Trauma 20 Years Ago: Trauma & Critical Care

For those of you who read the Journal of Trauma, the first issue of 2012 just arrived in the mail. It sports both a new cover design and a title change. For many years, it was just The Journal of Trauma. Then, after 20 years under the editorship of John H. Davis, the name changed to The Journal of Trauma, Injury, Infection, and Critical Care in 1995. This occurred as Basil Pruitt became the new editor. 

Now, after 17 years under Dr. Pruitt the Journal has a new editor (Gene Moore) and a new title: The Journal of Trauma and Acute Care Surgery. According to the instructions to authors, the journal continues its focus on trauma, emergency surgery and the care of critically ill patients.

These days, the relationship between trauma and surgical critical care seems self-apparent. The two truly go hand in hand, and most Level I and many Level II trauma centers in the States boast trauma surgeons who are deeply involved in and certified in surgical critical care.

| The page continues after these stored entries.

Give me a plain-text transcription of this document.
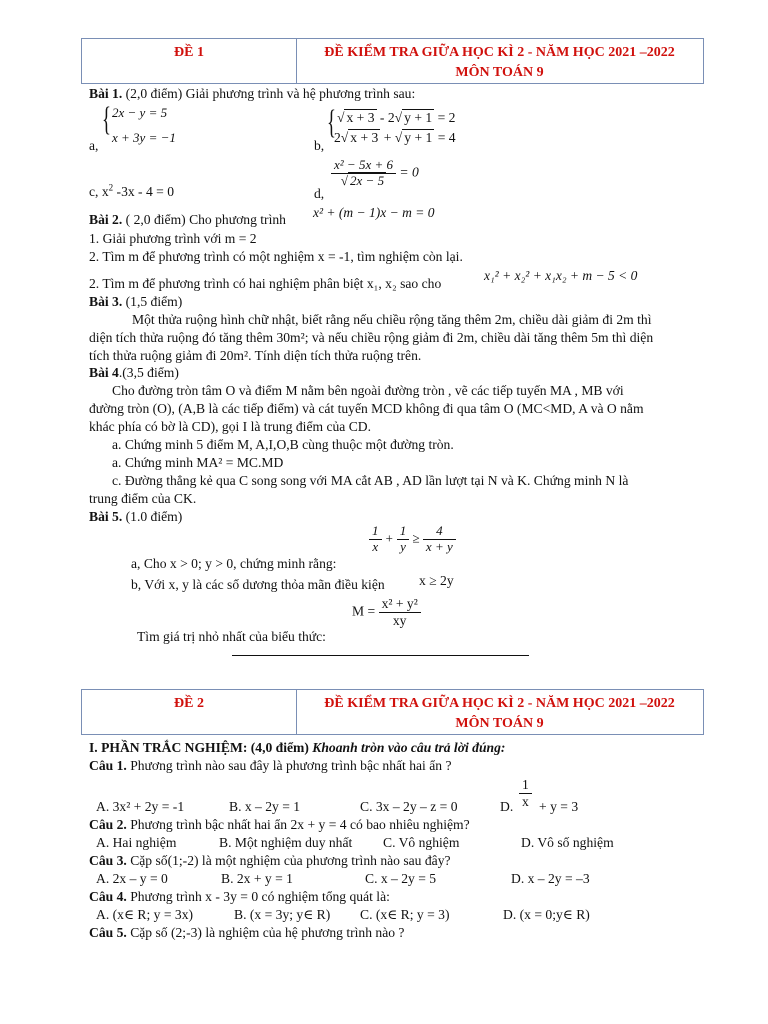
ĐỀ 1	ĐỀ KIỂM TRA GIỮA HỌC KÌ 2 - NĂM HỌC 2021 –2022
MÔN TOÁN 9
Bài 1. (2,0 điểm) Giải phương trình và hệ phương trình sau:
{ 2x − y = 5
x + 3y = −1
a,
{ √ x + 3 - 2√ y + 1 = 2
2√ x + 3 + √ y + 1 = 4
b,
c, $x^2$ -3x - 4 = 0	d,
$\frac{\text{x² − 5x + 6}}{√ 2x - 5} = 0$
Bài 2. ( 2,0 điểm) Cho phương trình x² + (m − 1)x − m = 0
1. Giải phương trình với m = 2
2. Tìm m để phương trình có một nghiệm x = -1, tìm nghiệm còn lại.
2. Tìm m để phương trình có hai nghiệm phân biệt x₁, x₂ sao cho
x₁² + x₂² + x₁x₂ + m − 5 < 0
Bài 3. (1,5 điểm)
Một thửa ruộng hình chữ nhật, biết rằng nếu chiều rộng tăng thêm 2m, chiều dài giảm đi 2m thì
diện tích thửa ruộng đó tăng thêm 30m²; và nếu chiều rộng giảm đi 2m, chiều dài tăng thêm 5m thì diện
tích thửa ruộng giảm đi 20m². Tính diện tích thửa ruộng trên.
Bài 4.(3,5 điểm)
Cho đường tròn tâm O và điểm M nằm bên ngoài đường tròn , vẽ các tiếp tuyến MA , MB với
đường tròn (O), (A,B là các tiếp điểm) và cát tuyến MCD không đi qua tâm O (MC<MD, A và O nằm
khác phía có bờ là CD), gọi I là trung điểm của CD.
a. Chứng minh 5 điểm M, A,I,O,B cùng thuộc một đường tròn.
a. Chứng minh MA² = MC.MD
c. Đường thẳng kẻ qua C song song với MA cắt AB , AD lần lượt tại N và K. Chứng minh N là
trung điểm của CK.
Bài 5. (1.0 điểm)
a, Cho x > 0; y > 0, chứng minh rằng:
$\frac{1}{x} + \frac{1}{y} \ge \frac{4}{x + y}$
b, Với x, y là các số dương thỏa mãn điều kiện	x ≥ 2y
$M = \frac{\text{x² + y²}}{xy}$
Tìm giá trị nhỏ nhất của biểu thức:
ĐỀ 2	ĐỀ KIỂM TRA GIỮA HỌC KÌ 2 - NĂM HỌC 2021 –2022
MÔN TOÁN 9
I. PHẦN TRẮC NGHIỆM: (4,0 điểm) Khoanh tròn vào câu trả lời đúng:
Câu 1. Phương trình nào sau đây là phương trình bậc nhất hai ẩn ?
A. 3x² + 2y = -1	B. x – 2y = 1	C. 3x – 2y – z = 0	D. $\frac{1}{x} + y = 3$
Câu 2. Phương trình bậc nhất hai ẩn 2x + y = 4 có bao nhiêu nghiệm?
A. Hai nghiệm	B. Một nghiệm duy nhất C. Vô nghiệm	D. Vô số nghiệm
Câu 3. Cặp số(1;-2) là một nghiệm của phương trình nào sau đây?
A. 2x – y = 0	B. 2x + y = 1	C. x – 2y = 5	D. x – 2y = –3
Câu 4. Phương trình x - 3y = 0 có nghiệm tổng quát là:
A. (x∈ R; y = 3x)	B. (x = 3y; y∈ R) C. (x∈ R; y = 3)	D. (x = 0;y∈ R)
Câu 5. Cặp số (2;-3) là nghiệm của hệ phương trình nào ?
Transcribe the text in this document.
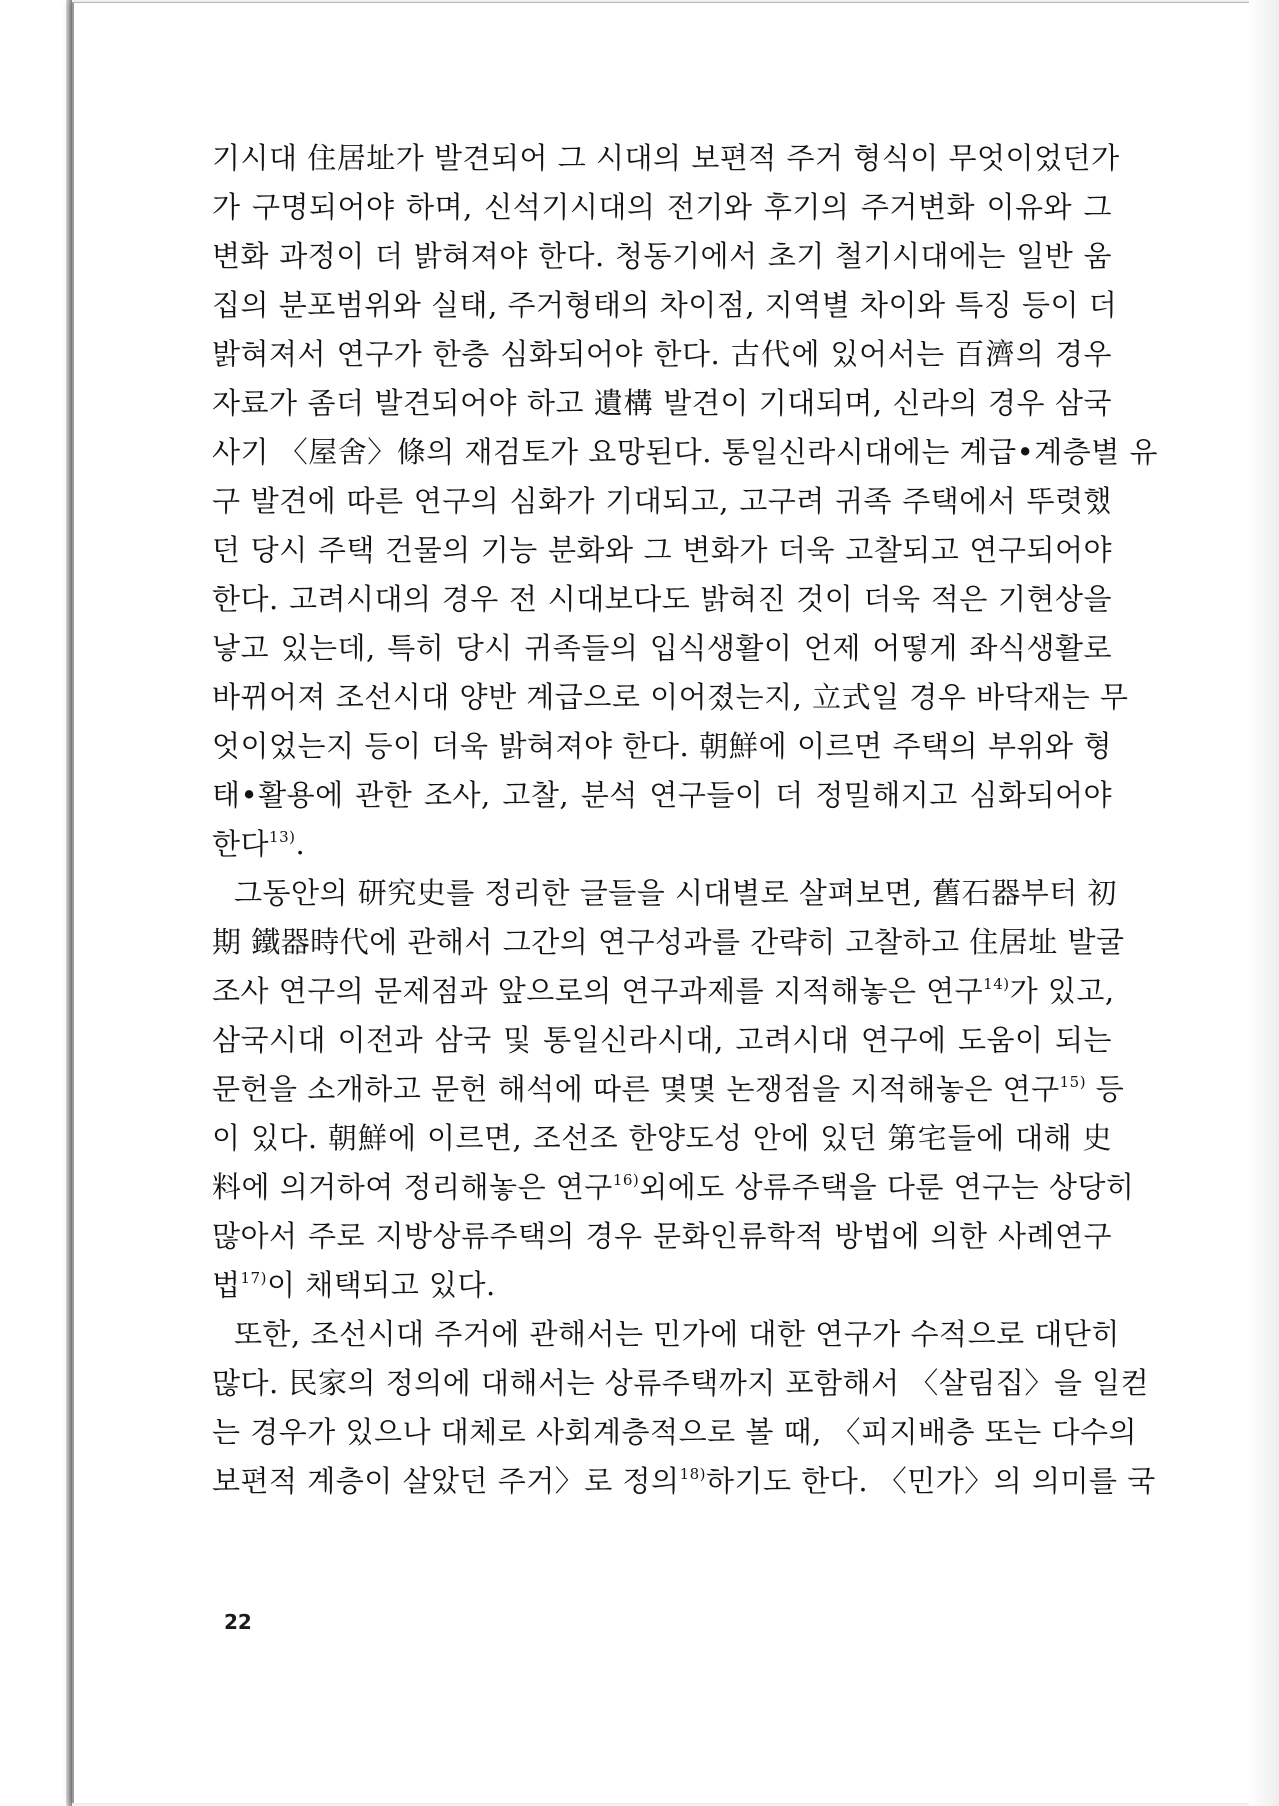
기시대 住居址가 발견되어 그 시대의 보편적 주거 형식이 무엇이었던가
가 구명되어야 하며, 신석기시대의 전기와 후기의 주거변화 이유와 그
변화 과정이 더 밝혀져야 한다. 청동기에서 초기 철기시대에는 일반 움
집의 분포범위와 실태, 주거형태의 차이점, 지역별 차이와 특징 등이 더
밝혀져서 연구가 한층 심화되어야 한다. 古代에 있어서는 百濟의 경우
자료가 좀더 발견되어야 하고 遺構 발견이 기대되며, 신라의 경우 삼국
사기 〈屋舍〉條의 재검토가 요망된다. 통일신라시대에는 계급•계층별 유
구 발견에 따른 연구의 심화가 기대되고, 고구려 귀족 주택에서 뚜렷했
던 당시 주택 건물의 기능 분화와 그 변화가 더욱 고찰되고 연구되어야
한다. 고려시대의 경우 전 시대보다도 밝혀진 것이 더욱 적은 기현상을
낳고 있는데, 특히 당시 귀족들의 입식생활이 언제 어떻게 좌식생활로
바뀌어져 조선시대 양반 계급으로 이어졌는지, 立式일 경우 바닥재는 무
엇이었는지 등이 더욱 밝혀져야 한다. 朝鮮에 이르면 주택의 부위와 형
태•활용에 관한 조사, 고찰, 분석 연구들이 더 정밀해지고 심화되어야
한다$^{13)}$.
그동안의 研究史를 정리한 글들을 시대별로 살펴보면, 舊石器부터 初
期 鐵器時代에 관해서 그간의 연구성과를 간략히 고찰하고 住居址 발굴
조사 연구의 문제점과 앞으로의 연구과제를 지적해놓은 연구$^{14)}$가 있고,
삼국시대 이전과 삼국 및 통일신라시대, 고려시대 연구에 도움이 되는
문헌을 소개하고 문헌 해석에 따른 몇몇 논쟁점을 지적해놓은 연구$^{15)}$ 등
이 있다. 朝鮮에 이르면, 조선조 한양도성 안에 있던 第宅들에 대해 史
料에 의거하여 정리해놓은 연구$^{16)}$외에도 상류주택을 다룬 연구는 상당히
많아서 주로 지방상류주택의 경우 문화인류학적 방법에 의한 사례연구
법$^{17)}$이 채택되고 있다.
또한, 조선시대 주거에 관해서는 민가에 대한 연구가 수적으로 대단히
많다. 民家의 정의에 대해서는 상류주택까지 포함해서 〈살림집〉을 일컫
는 경우가 있으나 대체로 사회계층적으로 볼 때, 〈피지배층 또는 다수의
보편적 계층이 살았던 주거〉로 정의$^{18)}$하기도 한다. 〈민가〉의 의미를 국
22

But it wasn’t always this way. An editorial written 20 years ago this month in the Journal by a group of well-known trauma surgeons at Kings County Hospital in Brooklyn lamented the controversy about the two disciplines at that time. There was substantial debate then regarding whether there was even a role for surgical critical care in the world of academic surgery.

Two major trauma organizations, EAST and AAST stepped up and provided a home for research and education in the field. One of the intriguing questions back then was the etiology of organ failure. Unfortunately, the study of critically ill medical patients was not able to answer this question easily, since the exact onset of the inciting factor was not easily recognized. But in trauma, we know exactly when the physiologic insult occurs, making research projects much more productive.

January 1992 marked the beginning of a time when we stopped trying to define what separates trauma and critical. It was the beginning of a period where trauma surgeons reasserted their commitment to total care, including critical care, and were not limited to only technical accomplishments in the operating room.

The new focus and title of the Journal recognizes that acute care surgery embodies many of the same operative and nonoperative management principles as trauma and critical care surgery. But I’m sure that we’ll see a new debate brewing that will be very similar to what occurred 20 years ago.

Reference: Trauma versus critical care: it is time to end the debate. J Trauma 32(1):1, 1992.